De ECB roept het en alle beleidsbepalers zeggen het de Europese Centrale Bank graag na: economisch herstel is sterk afhankelijk van de bereidheid van banken om geld uit te lenen aan bedrijven en consumenten.

Banken zetten daar tegenover dat ze zo weinig mogelijk risico willen lopen op wanbetaling. Geld dat een bank uitleent komt niet altijd terug.

Om te zien hoe de risico's op dit vlak zich bij ING ontwikkelen kan gekeken worden naar de zogeheten risicokosten, de bijzondere kredieten die in de problemen zitten.

De risicokosten daalden in het derde kwartaal met 10 procent naar 552 miljoen, dit is ongeveer 0,8 procent van de (naar risico gewogen) uitstaande leningen.
Ook de zogeheten "non performing loans" - leningen waar klanten daadwerkelijk de rente niet meer overmaken - daalden van 16,2 miljard euro naar 15,7 miljard euro.

Dit is duidelijk goed nieuws, maar kersverse topman Ralph Hamers houdt een slag om de arm. "We zien lagere voorzieningen, maar ik wil voorzichtig zijn want ik denk niet dat de verbetering van de economie zodanig is dat de voorzieningen verder zullen dalen in de komende kwartalen".

De bank geeft aan pas "diep" in 2014 verbeteringen te verwachten. Die aarzeling zal zeker te maken hebben met de oplopende voorzieningen voor Nederlandse hypotheken en zakelijke leningen. Hier wel.

3.
Verkoopkortingen houden aan

Uit de derdekwartaalcijfers wordt duidelijk dat de gedwongen afslankkuur van ING niet zonder horten of stoten verloopt. Onderaan de streep boekt de bank-verzekeraar met 101 miljoen euro liefst 85 procent minder winst dan in het derde kwartaal van vorig jaar.

De oorzaak is een verwacht boekverlies van 950 miljoen euro door de verkoop van een Zuid Koreaanse dochter. De Aziatische bedrijven blijken minder waard dan waarvoor ze in de boeken staan.

Dit maakt het positief dat Brussel goedkeurt dat ING haar Japanse activiteiten samengebundeld met de Europese verzekeraar naar de beurs mag brengen.

Aanvankelijk moest ING de Japanse verzekeraar nog voor het einde van dit jaar verkopen, waardoor analisten rekenden op een slechte onderhandelingspositie en een beroerde verkoopprijs.

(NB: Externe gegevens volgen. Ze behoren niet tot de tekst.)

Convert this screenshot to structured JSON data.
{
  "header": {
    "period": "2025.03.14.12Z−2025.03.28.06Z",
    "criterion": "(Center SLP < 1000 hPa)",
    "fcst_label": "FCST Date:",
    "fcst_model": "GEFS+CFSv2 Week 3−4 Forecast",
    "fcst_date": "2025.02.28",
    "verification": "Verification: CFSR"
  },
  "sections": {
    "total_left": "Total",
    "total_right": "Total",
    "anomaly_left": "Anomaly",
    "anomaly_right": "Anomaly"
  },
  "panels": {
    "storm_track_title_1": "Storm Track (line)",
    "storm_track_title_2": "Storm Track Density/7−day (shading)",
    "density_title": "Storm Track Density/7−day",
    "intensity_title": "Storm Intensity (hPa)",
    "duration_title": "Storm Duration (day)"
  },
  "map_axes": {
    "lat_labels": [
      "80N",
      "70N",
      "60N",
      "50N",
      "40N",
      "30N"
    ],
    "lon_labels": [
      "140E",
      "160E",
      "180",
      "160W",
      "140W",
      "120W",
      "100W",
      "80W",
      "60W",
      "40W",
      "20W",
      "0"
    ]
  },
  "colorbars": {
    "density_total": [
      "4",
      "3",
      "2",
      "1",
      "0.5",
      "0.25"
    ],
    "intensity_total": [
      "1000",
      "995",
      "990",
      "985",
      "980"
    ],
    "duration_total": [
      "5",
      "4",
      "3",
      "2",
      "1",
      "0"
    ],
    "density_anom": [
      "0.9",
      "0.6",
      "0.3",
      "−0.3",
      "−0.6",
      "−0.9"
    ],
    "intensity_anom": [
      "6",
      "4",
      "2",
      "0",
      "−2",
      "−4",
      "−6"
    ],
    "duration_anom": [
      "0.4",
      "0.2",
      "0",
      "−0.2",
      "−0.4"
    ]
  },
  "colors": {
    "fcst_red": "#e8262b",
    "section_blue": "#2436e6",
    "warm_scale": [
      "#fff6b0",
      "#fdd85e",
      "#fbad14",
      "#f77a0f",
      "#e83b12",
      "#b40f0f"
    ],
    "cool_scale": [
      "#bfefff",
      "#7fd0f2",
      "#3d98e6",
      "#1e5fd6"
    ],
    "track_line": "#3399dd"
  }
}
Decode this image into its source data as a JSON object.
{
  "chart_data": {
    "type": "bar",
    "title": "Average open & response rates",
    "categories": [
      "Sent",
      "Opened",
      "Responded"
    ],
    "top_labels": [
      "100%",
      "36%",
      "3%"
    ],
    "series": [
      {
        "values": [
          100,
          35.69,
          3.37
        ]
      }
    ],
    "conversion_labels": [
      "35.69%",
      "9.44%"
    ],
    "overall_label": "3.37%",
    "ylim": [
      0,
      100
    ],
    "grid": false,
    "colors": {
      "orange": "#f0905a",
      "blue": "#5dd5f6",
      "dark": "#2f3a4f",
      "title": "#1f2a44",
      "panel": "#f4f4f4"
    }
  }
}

De time-out is hard nodig want ING kondigde aan dat het Japanse bedrijf de winst in het vierde kwartaal zal drukken met 600 miljoen euro, onder andere vanwege de lage rente.

ING is van plan de combinatie Europa-Japan volgend jaar naar de beurs te brengen, maar heeft goedkeuring uit Brussel om het laatste aandeel pas eind 2016 te verkopen. Waarschijnlijk zal ING de stukken in delen verkopen.

Dit deed de bank ook na de beursgang van het Amerikaanse verzekeraar (Voya) in mei dit jaar. ING verkocht toen een gedeelte van de aandelen tegen een introductieprijs van 19,50 dollar, maar in oktober verkocht het een tweede tranche tegen een opgelopen koers van ongeveer 30 dollar per aandeel.

De bank-verzekeraar bezit nog steeds 57 procent van de aandelen en zal dit van Brussel voor 2014 onder de 50 procent moeten brengen.